Here's the thing though. My above comment on not being able to find good failure data aside, connectors, and essentially anything that can move, are a source of failure. Less parts, particularly less moving parts, the more reliable something is. So while it's harder to repair yourself, it's also probably less likely that you'd need to.
More reliable, lower profile, higher performance, larger battery. All wins from soldering parts to the board. The downside is that the very small number of people who like to tinker, can't.
People seem to always want to believe business is a zero sum game-- for the company to win, the consumer has to lose. Apple is one of the most profitable companies on earth, therefore it must be because they're tricking us. That is absolutely and demonstrably false. For the company to win, the consumer has to find value in their products and for the transaction to close both sides need to win.
I know you personally are not advocating this zero-sum attitude, by the way...
The failure rate on the Dells I see around me is astronomical compared to the Macs. The reaction those people seem to have is "see how important it is that I can open and replace parts?" rather than "I wonder why that Mac over there never needed to be opened in the first place."
My argument isn't on the basis of it being a zero sum game. I have bought many Apple products
because of the value that they have provided me, but I also don't believe in looking at any situation as though there are not upsides and downsides to any equation. I know that this isn't the take that you will have towards this sort of thing either.

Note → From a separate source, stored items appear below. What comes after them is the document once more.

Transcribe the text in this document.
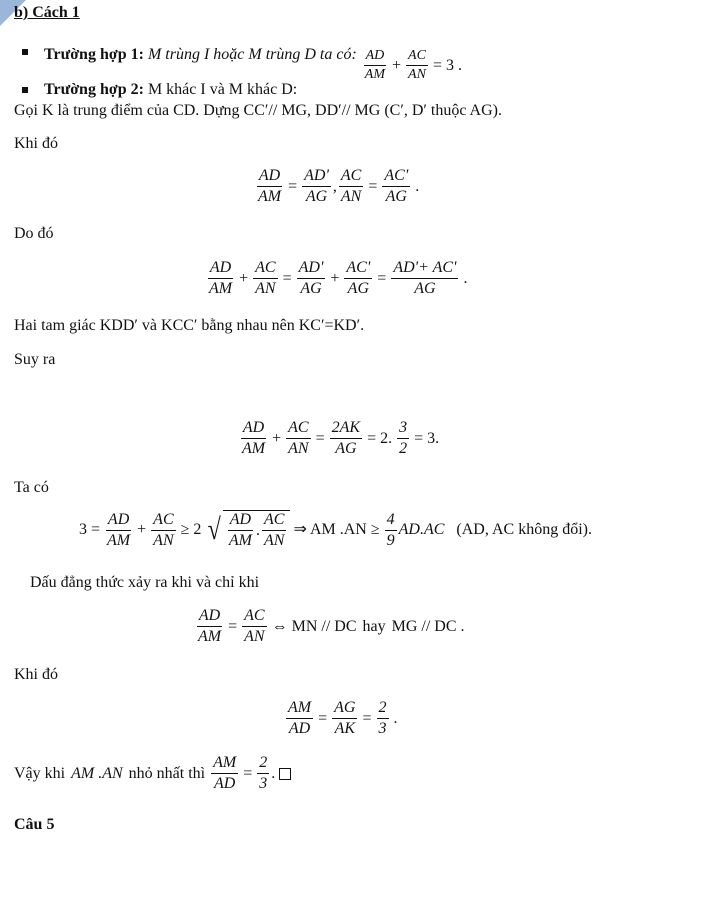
b) Cách 1
Trường hợp 1: M trùng I hoặc M trùng D ta có: $\frac{AD}{AM} + \frac{AC}{AN} = 3$ .
Trường hợp 2: M khác I và M khác D:
Gọi K là trung điểm của CD. Dựng CC′// MG, DD′// MG (C′, D′ thuộc AG).
Khi đó
$\frac{AD}{AM} = \frac{AD'}{AG}$ , $\frac{AC}{AN} = \frac{AC'}{AG}$ .
Do đó
$\frac{AD}{AM} + \frac{AC}{AN} = \frac{AD'}{AG} + \frac{AC'}{AG} = \frac{AD'+ AC'}{AG}$ .
Hai tam giác KDD′ và KCC′ bằng nhau nên KC′=KD′.
Suy ra
$\frac{AD}{AM} + \frac{AC}{AN} = \frac{2AK}{AG} = 2$. $\frac{3}{2} = 3$.
Ta có
$3 = \frac{AD}{AM} + \frac{AC}{AN} \ge 2$ √ $\frac{AD}{AM}$ . $\frac{AC}{AN}$ ⇒ AM $.AN \ge \frac{4}{9} AD.AC$ (AD, AC không đổi).
Dấu đẳng thức xảy ra khi và chỉ khi
$\frac{AD}{AM} = \frac{AC}{AN}$ ⇔ MN // DC hay MG // DC .
Khi đó
$\frac{AM}{AD} = \frac{AG}{AK} = \frac{2}{3}$ .
Vậy khi AM .AN nhỏ nhất thì $\frac{AM}{AD} = \frac{2}{3}$ .
Câu 5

Here's the way I look at it: For decades, repairability was serviceability was the norm. That has steadily decreased across the industry largely because technology has become more compact and more advanced (which innately decreases the ease of repair). This is understandable, but Apple has made some, at times, fairly arbitrary decisions that have further restricted this much more than other manufacturers across the industry. The push towards serializing components, designing things in such a way that even those with the special tools required can't repair them (e.g. the storage chips), among many other things are all examples of this. Error 53 on the iPhone is an especially notorious case of this, but this is far from the only example. This has happened many, many times with Apple products over the last several years.
To me, if Apple wanted to design a secure storage solution that didn't involve making it impossible to ever replace the NAND chips (even with the right tools), they would have done so. They have some of the brightest and most talented engineers in the world, so if everything is serialized to the extent that you can't user-replace a battery (edit: batteries can be replaced, they just require a dangerous amount of heat to remove the adhesive), a screen, or a keyboard, or even a power button (even if you happen to have the special tools required), it's by intention.
Macs, I will agree,
are more reliable than their PC counterparts (which is why I don't shout from the rooftops on this issue). However, the norm across the industry HAS been much more serviceability for decades, and when that is taken away, pushback is bound to happen. Even if it's not the company's fault (people are pushing back against this trend even within the PC industry too, just look at the Thinkpad community, where things are still
much more repairable than they are in the Apple world of things). It's just a natural consequence of the direction that has been taken, so while I might have less strong opinions on this than Louis Rossman does (and by that, I mean, I still willingly purchase Apple products because there are various areas where they provide value to me), I do have to admit that I can absolutely understand where he is coming from on this issue.
Do I think Apple is, by and large, an anti consumer company? Absolutely not. But do I wish that my devices were more repairable, serviceable, and upgradable again? I think many people do. And I don't think that's a completely unachievable goal, even if to some extent some aspects of modularity (such as RAM upgradability) are less realistically achievable than before.